Maxwell S. Harway, 104, of Naples, Fla., a longtime Warrenton real estate investor and civic activist, died Dec. 3, 2017, in Florida.
He was born March 7, 1913, in New York, N.Y., to the late Samuel and Esther Hurwitz, who had emigrated from Russia.
Mr. Harway grew up in Manhattan’s Lower East Side, graduating from the renowned Townsend Harris High School in 1930. His classmates at the prestigious public school included Jonas Salk, inventor of the polio vaccine, actor Cornel Wilde and author Herman Wouk.
He spent 1933 at Teachers College of Columbia University but dropped out because of costs. His studied at the City College of New York, but he was able to continue them through the Works Progress Administration where he joined the staff and presided over a chapter of the American Federation of Teachers.
In 1941, he became a chief economist for the Federal Office of Price Administration in Washington, D.C., overseeing the rationing of sugar, coffee and other foodstuffs. He issued the first American ration book a week after Pearl Harbor.

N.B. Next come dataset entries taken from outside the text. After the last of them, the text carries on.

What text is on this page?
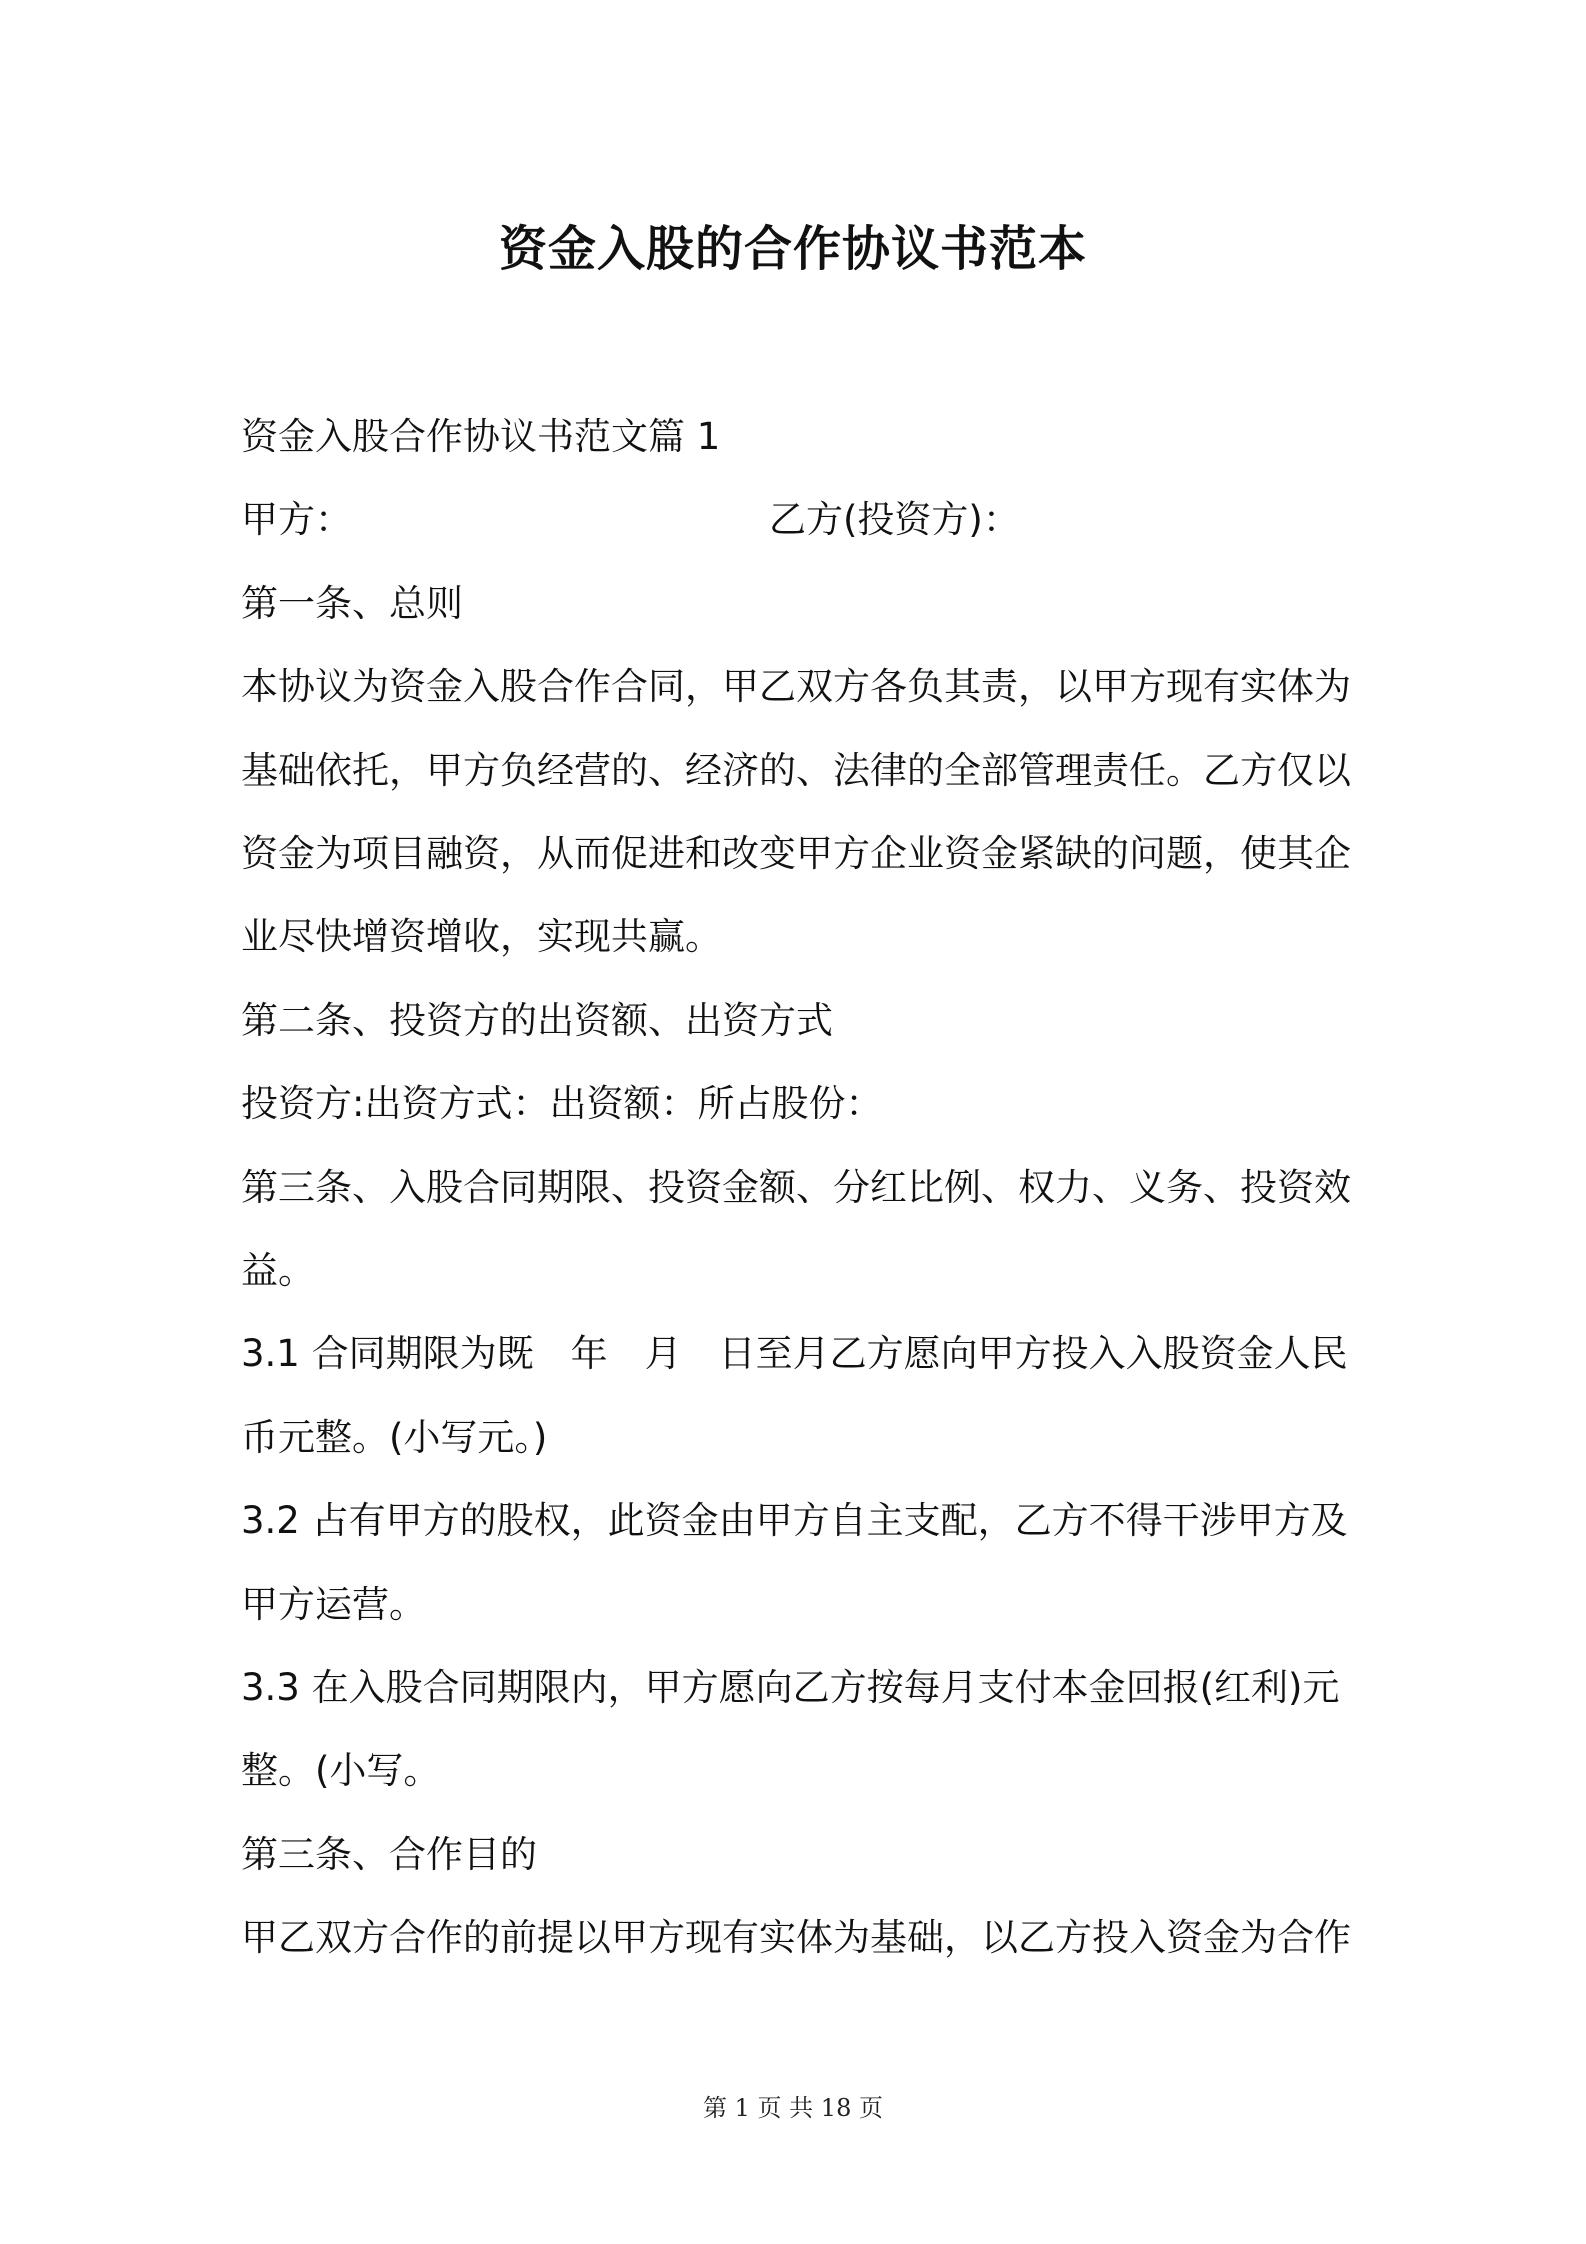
资金入股的合作协议书范本

资金入股合作协议书范文篇 1

甲方：	乙方(投资方)：

第一条、总则

本协议为资金入股合作合同，甲乙双方各负其责，以甲方现有实体为基础依托，甲方负经营的、经济的、法律的全部管理责任。乙方仅以资金为项目融资，从而促进和改变甲方企业资金紧缺的问题，使其企业尽快增资增收，实现共赢。

第二条、投资方的出资额、出资方式

投资方:出资方式：出资额：所占股份：

第三条、入股合同期限、投资金额、分红比例、权力、义务、投资效益。

3.1 合同期限为既　年　月　日至月乙方愿向甲方投入入股资金人民币元整。(小写元。)

3.2 占有甲方的股权，此资金由甲方自主支配，乙方不得干涉甲方及甲方运营。

3.3 在入股合同期限内，甲方愿向乙方按每月支付本金回报(红利)元整。(小写。

第三条、合作目的

甲乙双方合作的前提以甲方现有实体为基础，以乙方投入资金为合作

第 1 页 共 18 页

Drafted in 1943, he served 3-1/2 years in the U.S. Army Air Corps in Europe, North Africa and the Middle East.
In 1945 in Morocco, he met his first wife Georgette Nadelar, a French citizen. They had three children and were married for 18 years before her untimely death in 1963.
After the war, Mr. Harway joined the State Department and under the Marshall Plan helped repair Europe’s railroad and canal barge network. In 1952, he earned a master’s degree in International Relations from Georgetown University.
Applying for a faculty position at the University of Maryland in the 1950s, Mr. Harway encountered job discrimination. The department head complimented him on his credentials, but said he was sorry, that he was not being hired because there was already one Hebrew on the faculty. Mr. Harway’s method of handling this was to get a better job, excel at it and then have a career where his work set an award-winning example of excellence and achievement.
Moving his family back to Casablanca in Morocco in 1954, he served as the executive assistant to Henry Leir, the president of Continental Ore Corp., a private minerals import-export business.
In 1964, President Lyndon Johnson asked Mr. Harway to serve as a consultant in the “War on Poverty,” at a salary of $1 a year. In 1965, he rejoined the State Department as an economist for the Agency for International Development (AID) and served in Vietnam and Cambodia until his retirement in 1978.
Mr. Harway then moved to Warrenton, where a friend had suggested he invest in the Virginia Piedmont town. He bought the former Eppa Hunton house on Waterloo Street. There his son Philip and wife Alison opened 67 Waterloo and later Napoleon’s, popular restaurants that the family owned and operated for more than two decades. Mr. Harway also purchased the former Ullman Department Store building and other commercial properties on Lee Street in downtown Warrenton.
He became involved in a range of Fauquier County civic activities and wrote frequent local newspaper columns. He also gave numerous lectures and presentations on international affairs. He served as president of the Fauquier Historical Society and co-chaired the August 2000 celebration of the 175th anniversary of the Marquis de Lafayette’s visit to Fauquier. During his tenure as president, the Fauquier Historical Society published a history of Fauquier’s first 250 years. In 2005, at the age of 92, he began teaching modern U.S. and European History as an adjunct professor at George Mason University in Fairfax.
The board of supervisors appointed him to represent the county on the Rappahannock-Rapidan Community Services Board. He also served on the Warrenton Economic Development Committee.
In recognition of Mr. Harway’s many accomplishments, especially his part in rebuilding Europe’s transportation network after World War II, he was awarded an honorary doctor of laws degree from Clark University in Worcester, Mass., in June 1996.
Also that year, while on tour in China, he met writer and film executive Ceceann Winstanley from California. They married in December 1996.
Mr. Harway and his wife maintained homes in Warrenton and Naples, Fla., where they recently moved full-time.
Survivors include his wife, Ceceann, his daughters, Michele and husband John Barker of California; Danielle and partner Gilli of London, England; his son, Philip and wife Alison of Delaplane; six grandchildren, Alina, Alissa, Genevieve, Loren, Sasha and Sonja, and two great-grandchildren Max and Josephine.
A celebration of Mr. Harway’s life is planned to be held next year in Warrenton. He will be buried at Arlington National Cemetery with full military honors.
Memorial contributions may be made in his name to his high school: Townsend Harris Forever, P.O. Box 1274, Gracie Station, New York, N.Y. 10028.